The bus was packed with people of all ages. A white-haired man older than the Disney World couple, middle-aged people, teenagers, kids. I counted at least four under age five. I wondered if I should yank the cord right now.
Tonia counted heads and nodded to the driver. The door whooshed shut, and the bus lumbered out of the parking lot and slowly through a neighborhood of trees and tract houses. The Disney World couple were sitting in the front seat. They scooted over to make room for me, and I gestured to Tonia, but she motioned me to sit down.
She put
down her clipboard and held on to the pole just behind the driver’s seat. “The first stop on today’s tour,” she said, “will be the house. He did the greater part of his work here,” and I began to wonder if I was going to go the whole tour without ever finding out who the tour was about. When she’d said “the ranch,” I’d assumed it was some Old West figure, but these houses had all been built in the thirties and forties.

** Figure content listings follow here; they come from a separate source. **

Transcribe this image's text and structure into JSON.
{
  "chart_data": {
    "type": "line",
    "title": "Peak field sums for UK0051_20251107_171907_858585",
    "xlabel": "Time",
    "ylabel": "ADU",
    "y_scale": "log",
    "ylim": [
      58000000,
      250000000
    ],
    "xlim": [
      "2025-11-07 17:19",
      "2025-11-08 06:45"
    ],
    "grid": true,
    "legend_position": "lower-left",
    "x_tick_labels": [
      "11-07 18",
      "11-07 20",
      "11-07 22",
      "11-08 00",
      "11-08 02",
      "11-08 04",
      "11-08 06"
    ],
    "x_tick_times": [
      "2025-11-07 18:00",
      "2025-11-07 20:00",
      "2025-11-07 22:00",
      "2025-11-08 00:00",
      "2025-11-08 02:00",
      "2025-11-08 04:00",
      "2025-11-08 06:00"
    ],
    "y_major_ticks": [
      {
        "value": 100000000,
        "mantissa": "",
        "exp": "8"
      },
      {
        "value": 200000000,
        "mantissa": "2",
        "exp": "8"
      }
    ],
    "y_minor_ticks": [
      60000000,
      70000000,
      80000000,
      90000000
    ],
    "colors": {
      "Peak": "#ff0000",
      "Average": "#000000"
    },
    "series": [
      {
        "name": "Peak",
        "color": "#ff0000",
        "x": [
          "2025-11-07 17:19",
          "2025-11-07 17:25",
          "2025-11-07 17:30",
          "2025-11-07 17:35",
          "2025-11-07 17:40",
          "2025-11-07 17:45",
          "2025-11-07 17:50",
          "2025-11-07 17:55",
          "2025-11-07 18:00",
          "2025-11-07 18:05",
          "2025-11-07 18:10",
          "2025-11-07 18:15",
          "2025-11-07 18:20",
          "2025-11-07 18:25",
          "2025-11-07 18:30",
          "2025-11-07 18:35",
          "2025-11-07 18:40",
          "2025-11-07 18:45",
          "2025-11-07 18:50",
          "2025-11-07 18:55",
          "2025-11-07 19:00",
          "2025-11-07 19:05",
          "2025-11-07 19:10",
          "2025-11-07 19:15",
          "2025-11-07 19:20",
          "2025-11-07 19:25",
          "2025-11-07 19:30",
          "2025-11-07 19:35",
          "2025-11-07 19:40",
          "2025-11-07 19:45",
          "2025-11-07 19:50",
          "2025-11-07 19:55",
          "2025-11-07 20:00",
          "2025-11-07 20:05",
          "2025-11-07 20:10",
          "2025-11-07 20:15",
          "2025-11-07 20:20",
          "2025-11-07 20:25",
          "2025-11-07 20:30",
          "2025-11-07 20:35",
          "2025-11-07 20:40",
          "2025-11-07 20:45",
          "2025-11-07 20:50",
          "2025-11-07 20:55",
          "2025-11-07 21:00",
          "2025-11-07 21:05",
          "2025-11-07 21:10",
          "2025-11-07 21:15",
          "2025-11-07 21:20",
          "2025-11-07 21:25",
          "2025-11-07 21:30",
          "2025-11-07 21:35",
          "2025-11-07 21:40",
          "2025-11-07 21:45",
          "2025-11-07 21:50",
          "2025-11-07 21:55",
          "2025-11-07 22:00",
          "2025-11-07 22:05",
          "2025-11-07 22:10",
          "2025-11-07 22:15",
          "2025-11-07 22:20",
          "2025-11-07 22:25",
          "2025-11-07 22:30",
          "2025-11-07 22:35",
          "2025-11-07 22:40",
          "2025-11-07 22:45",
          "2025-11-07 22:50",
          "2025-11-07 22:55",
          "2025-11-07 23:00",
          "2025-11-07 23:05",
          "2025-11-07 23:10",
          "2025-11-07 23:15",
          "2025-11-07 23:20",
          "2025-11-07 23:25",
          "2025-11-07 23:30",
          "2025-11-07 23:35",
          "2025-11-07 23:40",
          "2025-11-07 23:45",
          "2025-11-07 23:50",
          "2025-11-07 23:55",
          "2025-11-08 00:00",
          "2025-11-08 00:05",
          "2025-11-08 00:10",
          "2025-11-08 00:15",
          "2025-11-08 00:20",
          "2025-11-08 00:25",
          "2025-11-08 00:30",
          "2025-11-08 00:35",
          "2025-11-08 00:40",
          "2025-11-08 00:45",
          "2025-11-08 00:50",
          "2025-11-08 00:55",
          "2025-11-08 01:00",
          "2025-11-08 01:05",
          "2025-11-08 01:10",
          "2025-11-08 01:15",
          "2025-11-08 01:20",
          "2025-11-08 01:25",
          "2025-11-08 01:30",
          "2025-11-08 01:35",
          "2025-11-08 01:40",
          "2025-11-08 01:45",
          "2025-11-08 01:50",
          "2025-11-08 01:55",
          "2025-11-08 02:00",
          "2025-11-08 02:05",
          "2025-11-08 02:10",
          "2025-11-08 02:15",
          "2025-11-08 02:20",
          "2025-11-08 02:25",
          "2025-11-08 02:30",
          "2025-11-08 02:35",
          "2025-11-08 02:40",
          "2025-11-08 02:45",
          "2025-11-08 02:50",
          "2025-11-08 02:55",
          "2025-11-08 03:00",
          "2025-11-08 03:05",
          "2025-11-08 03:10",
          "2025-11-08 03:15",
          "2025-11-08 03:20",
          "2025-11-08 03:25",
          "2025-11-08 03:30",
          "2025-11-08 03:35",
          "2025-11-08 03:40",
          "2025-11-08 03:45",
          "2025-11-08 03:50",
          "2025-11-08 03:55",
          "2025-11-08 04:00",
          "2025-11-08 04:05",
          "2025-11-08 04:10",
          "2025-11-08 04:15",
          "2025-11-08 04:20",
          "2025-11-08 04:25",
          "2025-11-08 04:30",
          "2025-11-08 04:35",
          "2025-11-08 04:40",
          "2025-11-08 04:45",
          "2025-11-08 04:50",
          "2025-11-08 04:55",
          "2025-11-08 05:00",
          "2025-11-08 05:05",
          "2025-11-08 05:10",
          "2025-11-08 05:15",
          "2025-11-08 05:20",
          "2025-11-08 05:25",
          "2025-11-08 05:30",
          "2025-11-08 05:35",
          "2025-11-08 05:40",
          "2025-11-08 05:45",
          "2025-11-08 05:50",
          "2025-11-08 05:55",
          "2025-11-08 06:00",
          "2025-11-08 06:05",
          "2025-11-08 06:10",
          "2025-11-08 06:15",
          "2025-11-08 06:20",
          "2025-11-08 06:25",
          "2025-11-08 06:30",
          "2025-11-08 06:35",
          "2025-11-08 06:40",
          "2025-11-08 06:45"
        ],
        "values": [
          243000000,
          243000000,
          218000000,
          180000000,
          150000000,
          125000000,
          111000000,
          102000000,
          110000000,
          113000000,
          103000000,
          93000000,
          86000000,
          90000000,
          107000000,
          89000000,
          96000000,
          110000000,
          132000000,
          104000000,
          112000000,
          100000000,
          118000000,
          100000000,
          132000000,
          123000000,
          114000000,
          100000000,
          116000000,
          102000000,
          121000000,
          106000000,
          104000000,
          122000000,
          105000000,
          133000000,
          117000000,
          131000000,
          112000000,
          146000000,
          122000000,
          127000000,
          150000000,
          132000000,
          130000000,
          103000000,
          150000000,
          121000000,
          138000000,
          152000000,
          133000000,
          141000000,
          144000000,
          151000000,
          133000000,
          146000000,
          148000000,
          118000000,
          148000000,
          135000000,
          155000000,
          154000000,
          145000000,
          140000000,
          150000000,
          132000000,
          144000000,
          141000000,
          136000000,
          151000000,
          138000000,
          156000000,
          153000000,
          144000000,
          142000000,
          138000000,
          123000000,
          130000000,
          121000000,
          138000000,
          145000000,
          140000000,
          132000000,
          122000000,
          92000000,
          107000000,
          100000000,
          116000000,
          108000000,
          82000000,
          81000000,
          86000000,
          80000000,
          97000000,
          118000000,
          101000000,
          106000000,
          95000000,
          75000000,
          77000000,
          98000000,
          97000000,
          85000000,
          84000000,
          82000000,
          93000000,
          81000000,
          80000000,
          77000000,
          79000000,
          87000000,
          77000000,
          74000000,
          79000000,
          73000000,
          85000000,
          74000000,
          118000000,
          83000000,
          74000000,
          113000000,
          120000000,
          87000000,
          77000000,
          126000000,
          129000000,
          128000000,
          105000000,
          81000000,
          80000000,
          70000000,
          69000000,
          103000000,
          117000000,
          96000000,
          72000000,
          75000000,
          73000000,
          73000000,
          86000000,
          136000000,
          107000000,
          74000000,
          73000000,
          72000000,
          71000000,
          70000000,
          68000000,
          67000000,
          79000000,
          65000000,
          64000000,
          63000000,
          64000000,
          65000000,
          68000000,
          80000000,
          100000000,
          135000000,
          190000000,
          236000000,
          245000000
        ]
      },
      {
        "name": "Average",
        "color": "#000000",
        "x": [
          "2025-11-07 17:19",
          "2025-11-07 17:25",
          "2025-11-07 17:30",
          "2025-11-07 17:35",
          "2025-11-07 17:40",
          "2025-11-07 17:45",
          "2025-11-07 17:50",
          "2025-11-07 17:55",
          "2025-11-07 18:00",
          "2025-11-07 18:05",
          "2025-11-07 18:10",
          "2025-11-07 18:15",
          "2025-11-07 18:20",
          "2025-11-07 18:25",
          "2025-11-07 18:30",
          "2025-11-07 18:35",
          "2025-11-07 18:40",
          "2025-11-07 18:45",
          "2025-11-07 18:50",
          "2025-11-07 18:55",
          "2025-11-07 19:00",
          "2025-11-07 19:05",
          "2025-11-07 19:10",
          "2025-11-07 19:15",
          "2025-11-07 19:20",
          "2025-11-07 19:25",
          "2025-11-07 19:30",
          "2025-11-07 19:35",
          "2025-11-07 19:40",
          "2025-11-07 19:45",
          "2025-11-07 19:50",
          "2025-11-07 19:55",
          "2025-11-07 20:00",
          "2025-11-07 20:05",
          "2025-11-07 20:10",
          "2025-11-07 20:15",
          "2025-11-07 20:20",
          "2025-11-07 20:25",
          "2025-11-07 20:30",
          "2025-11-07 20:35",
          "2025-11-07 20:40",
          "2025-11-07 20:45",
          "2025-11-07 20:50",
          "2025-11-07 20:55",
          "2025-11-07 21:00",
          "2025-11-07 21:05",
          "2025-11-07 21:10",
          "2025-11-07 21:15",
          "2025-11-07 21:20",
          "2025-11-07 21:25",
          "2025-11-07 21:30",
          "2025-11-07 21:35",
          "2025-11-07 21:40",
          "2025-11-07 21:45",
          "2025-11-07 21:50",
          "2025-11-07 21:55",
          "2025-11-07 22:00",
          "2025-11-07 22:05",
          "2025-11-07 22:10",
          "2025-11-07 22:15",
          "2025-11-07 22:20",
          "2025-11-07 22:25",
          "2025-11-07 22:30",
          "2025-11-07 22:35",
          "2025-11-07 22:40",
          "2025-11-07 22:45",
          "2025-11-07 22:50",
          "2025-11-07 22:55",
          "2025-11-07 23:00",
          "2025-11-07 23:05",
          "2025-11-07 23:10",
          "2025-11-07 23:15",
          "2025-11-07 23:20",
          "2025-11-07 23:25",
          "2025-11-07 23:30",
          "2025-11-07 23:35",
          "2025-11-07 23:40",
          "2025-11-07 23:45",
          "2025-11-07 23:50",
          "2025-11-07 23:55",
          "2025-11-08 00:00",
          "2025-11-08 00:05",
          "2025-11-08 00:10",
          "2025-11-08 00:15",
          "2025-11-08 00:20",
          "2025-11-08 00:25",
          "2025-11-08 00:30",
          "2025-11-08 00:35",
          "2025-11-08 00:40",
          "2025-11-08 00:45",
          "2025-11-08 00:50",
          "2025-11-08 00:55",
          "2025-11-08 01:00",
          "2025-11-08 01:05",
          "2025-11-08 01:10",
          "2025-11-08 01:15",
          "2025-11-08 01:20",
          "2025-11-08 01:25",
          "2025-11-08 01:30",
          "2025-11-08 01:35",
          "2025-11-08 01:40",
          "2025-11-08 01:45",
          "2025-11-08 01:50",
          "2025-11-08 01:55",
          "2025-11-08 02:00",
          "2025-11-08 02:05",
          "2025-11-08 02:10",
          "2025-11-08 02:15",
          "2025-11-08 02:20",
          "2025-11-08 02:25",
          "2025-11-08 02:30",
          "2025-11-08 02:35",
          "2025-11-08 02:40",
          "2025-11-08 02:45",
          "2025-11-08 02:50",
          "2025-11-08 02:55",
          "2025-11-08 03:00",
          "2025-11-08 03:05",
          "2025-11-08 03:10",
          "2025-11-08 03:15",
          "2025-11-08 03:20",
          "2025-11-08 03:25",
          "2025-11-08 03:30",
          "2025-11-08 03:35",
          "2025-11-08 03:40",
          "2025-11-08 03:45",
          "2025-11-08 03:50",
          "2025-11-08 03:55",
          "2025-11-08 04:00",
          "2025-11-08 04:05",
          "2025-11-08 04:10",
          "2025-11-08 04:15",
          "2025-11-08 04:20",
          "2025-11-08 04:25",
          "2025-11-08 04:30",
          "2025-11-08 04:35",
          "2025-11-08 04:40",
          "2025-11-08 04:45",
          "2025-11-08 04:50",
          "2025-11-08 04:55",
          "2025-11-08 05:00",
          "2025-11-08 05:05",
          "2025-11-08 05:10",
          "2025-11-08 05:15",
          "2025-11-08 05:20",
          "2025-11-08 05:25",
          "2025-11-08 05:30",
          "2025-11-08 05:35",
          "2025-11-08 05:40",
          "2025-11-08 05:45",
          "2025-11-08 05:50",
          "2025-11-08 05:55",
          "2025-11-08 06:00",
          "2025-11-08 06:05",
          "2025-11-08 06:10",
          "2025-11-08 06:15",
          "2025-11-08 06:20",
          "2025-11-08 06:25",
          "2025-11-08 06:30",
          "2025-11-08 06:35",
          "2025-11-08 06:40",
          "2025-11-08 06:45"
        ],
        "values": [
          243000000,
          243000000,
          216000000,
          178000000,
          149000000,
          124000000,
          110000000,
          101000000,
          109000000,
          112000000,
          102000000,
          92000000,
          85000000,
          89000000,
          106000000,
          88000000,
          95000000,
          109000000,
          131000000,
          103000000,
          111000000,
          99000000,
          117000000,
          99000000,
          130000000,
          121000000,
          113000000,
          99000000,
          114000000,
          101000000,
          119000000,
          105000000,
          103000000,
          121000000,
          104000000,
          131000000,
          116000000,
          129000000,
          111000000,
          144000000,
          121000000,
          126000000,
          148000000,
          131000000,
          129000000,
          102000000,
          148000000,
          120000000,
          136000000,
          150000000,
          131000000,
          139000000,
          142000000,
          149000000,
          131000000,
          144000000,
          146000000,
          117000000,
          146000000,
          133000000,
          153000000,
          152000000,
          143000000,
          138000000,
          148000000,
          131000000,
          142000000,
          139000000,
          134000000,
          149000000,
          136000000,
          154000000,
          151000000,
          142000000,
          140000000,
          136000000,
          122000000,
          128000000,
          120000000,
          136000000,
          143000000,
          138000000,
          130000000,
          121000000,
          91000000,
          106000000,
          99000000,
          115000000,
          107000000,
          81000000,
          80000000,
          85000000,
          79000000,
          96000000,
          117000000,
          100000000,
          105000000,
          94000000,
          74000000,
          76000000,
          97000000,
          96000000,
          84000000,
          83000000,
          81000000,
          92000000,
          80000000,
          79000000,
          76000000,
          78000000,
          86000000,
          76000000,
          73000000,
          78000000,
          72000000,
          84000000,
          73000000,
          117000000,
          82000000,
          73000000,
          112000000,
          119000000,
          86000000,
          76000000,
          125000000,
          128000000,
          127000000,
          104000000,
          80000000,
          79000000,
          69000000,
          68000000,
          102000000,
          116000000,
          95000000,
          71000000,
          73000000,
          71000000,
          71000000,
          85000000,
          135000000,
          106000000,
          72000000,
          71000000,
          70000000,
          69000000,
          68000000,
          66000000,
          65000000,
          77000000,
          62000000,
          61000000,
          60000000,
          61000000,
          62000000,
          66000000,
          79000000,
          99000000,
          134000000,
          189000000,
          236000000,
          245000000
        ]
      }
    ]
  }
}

“He moved into this house with his wife, Blanche, shortly after they were married.”
The bus ground down its gears and stopped next to a white house with a porch on a corner lot.
“He lived here from 1947 to…” She paused and looked sideways at me. “…he present. It was while he was living here that he wrote Seetee Ship and The Black Sun and came up with the idea of genetic engineering.”
He was a writer, which narrowed it down some, but none of the titles she’d mentioned rang a bell. But he was famous enough to fill a tour bus, so his books must have been turned into movies. Tom Clancy? Stephen King? I’d have expected both of them to have a lot fancier houses.
“The windows in front are the living room,” Tonia said. “You can’t see his study from here. It’s on the south side of the house. That’s where he keeps his Grand Master Nebula Award, right above where he works.”
That didn’t ring a bell either, but everybody looked impressed, and the couple with the kid got out of their seats to peer out the tinted windows. “The two rear windows are the kitchen, where he read the paper and watched TV at breakfast before going to work. He used a typewriter and then in later years a personal computer. He’s not at home this weekend. He’s out of town at a science fiction convention.”
Which was probably a good thing. I wondered how he felt about tour buses parking out front, whoever he was. A science fiction writer. Isaac Asimov, maybe.